Klątwa Bridge Hollow opowiada o rodzinie, która niedługo przed Halloween wprowadza się do tytułowego miasteczka. Okazuje się, że głowa rodziny (Marlon Wayans) niechętnie pochodzi do uwielbianego święta uważając je za głupie i bezsensowne. Wpływa to niestety na kiepskie relacje z jego córką (Priah Ferguson), która coraz bardziej się od niego odsuwa, pokazując tym samym, co sądzi o jego podejściu do życia. Dziewczyna wbrew oczekiwaniom ojca postanawia spędzić Halloween podobnie, jak większość dzieciaków miasteczka. Nieoczekiwanie po zapaleniu odnalezionej w nowym domu starej lampy przypominającej dynię, uwalnia demona Stingy Jacka. Ten sprawia, że świąteczne dekoracje ożywają i zaczynają siać spustoszenie w miasteczku. W tym momencie ojciec i córka, a także jej nowi znajomi muszą połączyć siły, aby stawić czoło nadprzyrodzonym siłom i ocalić miasteczko.
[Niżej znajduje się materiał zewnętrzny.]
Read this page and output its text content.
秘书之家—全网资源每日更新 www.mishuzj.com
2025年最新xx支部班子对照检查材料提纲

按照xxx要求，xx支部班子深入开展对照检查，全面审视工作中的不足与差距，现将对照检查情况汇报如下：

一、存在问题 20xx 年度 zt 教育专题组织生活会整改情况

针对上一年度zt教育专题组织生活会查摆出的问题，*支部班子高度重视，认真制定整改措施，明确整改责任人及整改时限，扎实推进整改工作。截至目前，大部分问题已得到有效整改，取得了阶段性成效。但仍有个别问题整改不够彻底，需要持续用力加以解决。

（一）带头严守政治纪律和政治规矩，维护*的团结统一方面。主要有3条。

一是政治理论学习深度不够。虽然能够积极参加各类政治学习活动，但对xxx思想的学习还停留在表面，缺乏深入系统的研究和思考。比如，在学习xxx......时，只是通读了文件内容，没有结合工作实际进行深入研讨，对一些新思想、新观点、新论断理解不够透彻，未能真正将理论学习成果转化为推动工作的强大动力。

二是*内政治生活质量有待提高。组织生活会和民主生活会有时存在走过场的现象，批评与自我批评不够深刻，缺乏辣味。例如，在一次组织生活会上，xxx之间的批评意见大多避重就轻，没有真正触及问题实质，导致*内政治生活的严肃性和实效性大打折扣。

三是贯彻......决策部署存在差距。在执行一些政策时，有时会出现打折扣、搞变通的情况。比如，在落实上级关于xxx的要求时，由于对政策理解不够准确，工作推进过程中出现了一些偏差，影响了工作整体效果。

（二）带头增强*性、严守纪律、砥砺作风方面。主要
Nie da się ukryć, że po produkcji familijnej trudno jest oczekiwać czegoś ambitnego. Nie inaczej jest w przypadku Klątwy Bridge Hollow. Trwający półtorej godziny film posiada prostą strukturę, co powoduje, iż jest dość przewidywalny oraz wtórny. Nie zmienia to jednak faktu, iż młodsza widownia powinna się przy nim dobrze bawić. Produkcja ta oferuje bowiem sporą dawkę humoru. Poza tym narracja jest szybka, więc na nudę raczej też nie trzeba będzie narzekać. Także istnieje prawdopodobieństwo, iż dla starszych widzów, którzy nie wymagają od filmów głębi oraz niejednoznacznych sekwencji, produkcja ta przypadnie do gustu.
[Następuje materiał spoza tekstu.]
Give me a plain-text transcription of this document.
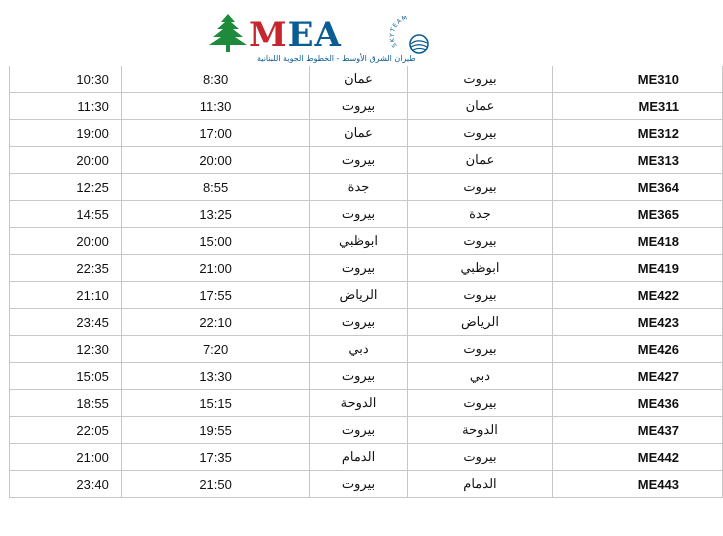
MEA
طيران الشرق الأوسط - الخطوط الجوية اللبنانية
SKYTEAM
10:30	8:30	عمان	بيروت	ME310
11:30	11:30	بيروت	عمان	ME311
19:00	17:00	عمان	بيروت	ME312
20:00	20:00	بيروت	عمان	ME313
12:25	8:55	جدة	بيروت	ME364
14:55	13:25	بيروت	جدة	ME365
20:00	15:00	ابوظبي	بيروت	ME418
22:35	21:00	بيروت	ابوظبي	ME419
21:10	17:55	الرياض	بيروت	ME422
23:45	22:10	بيروت	الرياض	ME423
12:30	7:20	دبي	بيروت	ME426
15:05	13:30	بيروت	دبي	ME427
18:55	15:15	الدوحة	بيروت	ME436
22:05	19:55	بيروت	الدوحة	ME437
21:00	17:35	الدمام	بيروت	ME442
23:40	21:50	بيروت	الدمام	ME443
Wracając do fabuły filmu, faktycznie jej prostota stanowi mój główny zarzut wobec tej produkcji. Niemniej od jakiegoś czasu narzekam na fakt, że coraz mniej filmów przeznaczonych na Halloween rzeczywiście skupia się na tym święcie. W obecnych czasach często powstają projekty, które jedynie wykorzystują pojedyncze motywy związane z owym dniem. Klątwa Bridge Hollow w przeciwieństwie do nich w głównej mierze koncentruje się właśnie na Halloween. Liczne dekoracje oraz stworzenia, z którymi mierzą się bohaterowie, przywracają wspomnienia z takich tytułów jak Hokus Pokus czy Halloweentown. Z tego powodu stwierdzam też, że oglądając ten film bawiłem się na nim całkiem nieźle i jego klimat pozwala nieco przymrużyć oko na banalność scenariusza.
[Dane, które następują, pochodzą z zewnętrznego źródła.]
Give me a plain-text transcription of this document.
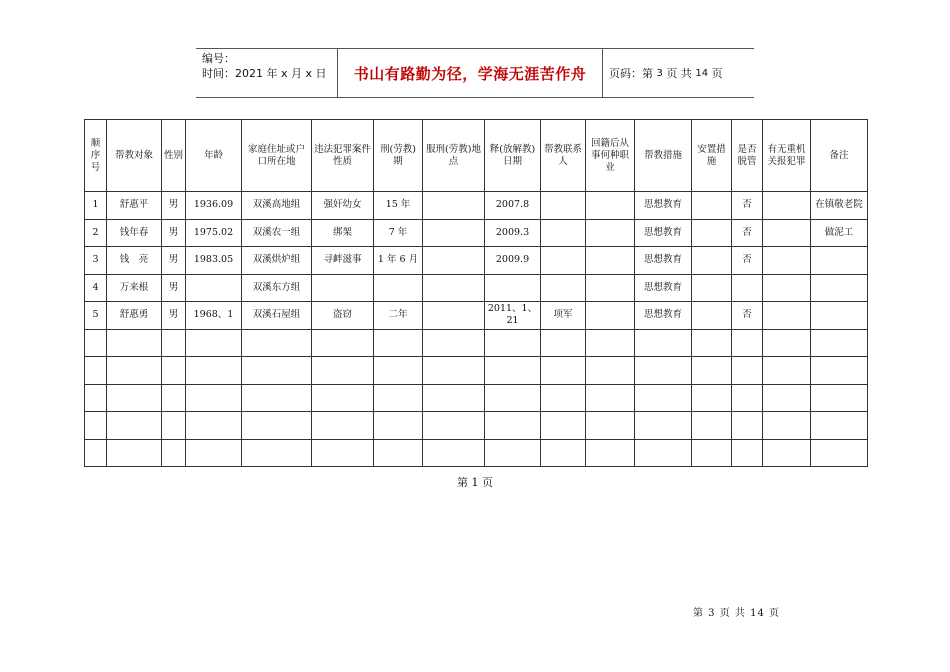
编号：
时间：2021 年 x 月 x 日	书山有路勤为径，学海无涯苦作舟	页码：第
3
页 共
14
页
顺序号	帮教对象	性别	年龄	家庭住址或户口所在地	违法犯罪案件性质	刑(劳教)期	服刑(劳教)地点	释(放解教)日期	帮教联系人	回籍后从事何种职业	帮教措施	安置措施	是否脱管	有无重机关报犯罪	备注
1	舒惠平	男	1936.09	双溪高地组	强奸幼女	15 年		2007.8			思想教育		否		在镇敬老院
2	钱年春	男	1975.02	双溪农一组	绑架	7 年		2009.3			思想教育		否		做泥工
3	钱　亮	男	1983.05	双溪烘炉组	寻衅滋事	1 年 6 月		2009.9			思想教育		否		
4	万来根	男		双溪东方组							思想教育				
5	舒惠勇	男	1968、1	双溪石屋组	盗窃	二年		2011、1、21	项军		思想教育		否		

第 1 页
第 3 页 共 14 页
Jak wspominałem na początku, ważnym elementem Klątwy Bridge Hollow jest relacja ojciec-córka. Film przedstawia obraz ojca-racjonalisty, który nie wierzy w cokolwiek, co nie zostało udowodnione naukowo. To powoduje, że do Halloween ma sceptyczne podejście, a ludzi cieszących się tym świętem traktuje z dystansem. Zresztą podobne podejście prezentuje do świąt Bożego Narodzenia i uwielbienia Świętego Mikołaja przynoszącego prezentu. Przyczynia się to do (luźno przedstawionego w filmie) konfliktu pokoleń między nim, a jego córką. Moment, gdy w miasteczku zaczynają dziać się nadprzyrodzone rzeczy możemy traktować jako swoistą lekcję dla rodziców, którzy traktują wszystko zbyt poważnie. Bowiem Klątwa Bridge Hollow ma za zadanie pokazać, iż z dobrej zabawy nigdy się nie wyrasta i każdy z nas powinien mieć w sobie cząstkę dziecka.
Szczerze powiedziawszy, Klątwa Bridge Hollow nie przerosła moich oczekiwań. Film ten sprawdza się jako prosta komedia familijna z ładnym przekazem, ale nic poza tym. Mogę jednak dodać, że duet Priah Ferguson i Marlon Wayanas jest naprawdę niezły i z przyjemnością śledziłem go na ekranie. Nawet nowi znajomi głównej bohaterki wypadają całkiem uroczo na drugim planie. Nieco gorzej prezentuje się postać matki granej przez Kelly Rowland. Choć aktorsko ciężko mi cokolwiek zarzucić, tak oczekiwałbym od tej postaci dłuższego czasu ekranowego. Poza tym jest to naprawdę klimatyczny film familijny, który sprawdzi się na rodzinny wieczór w Halloween.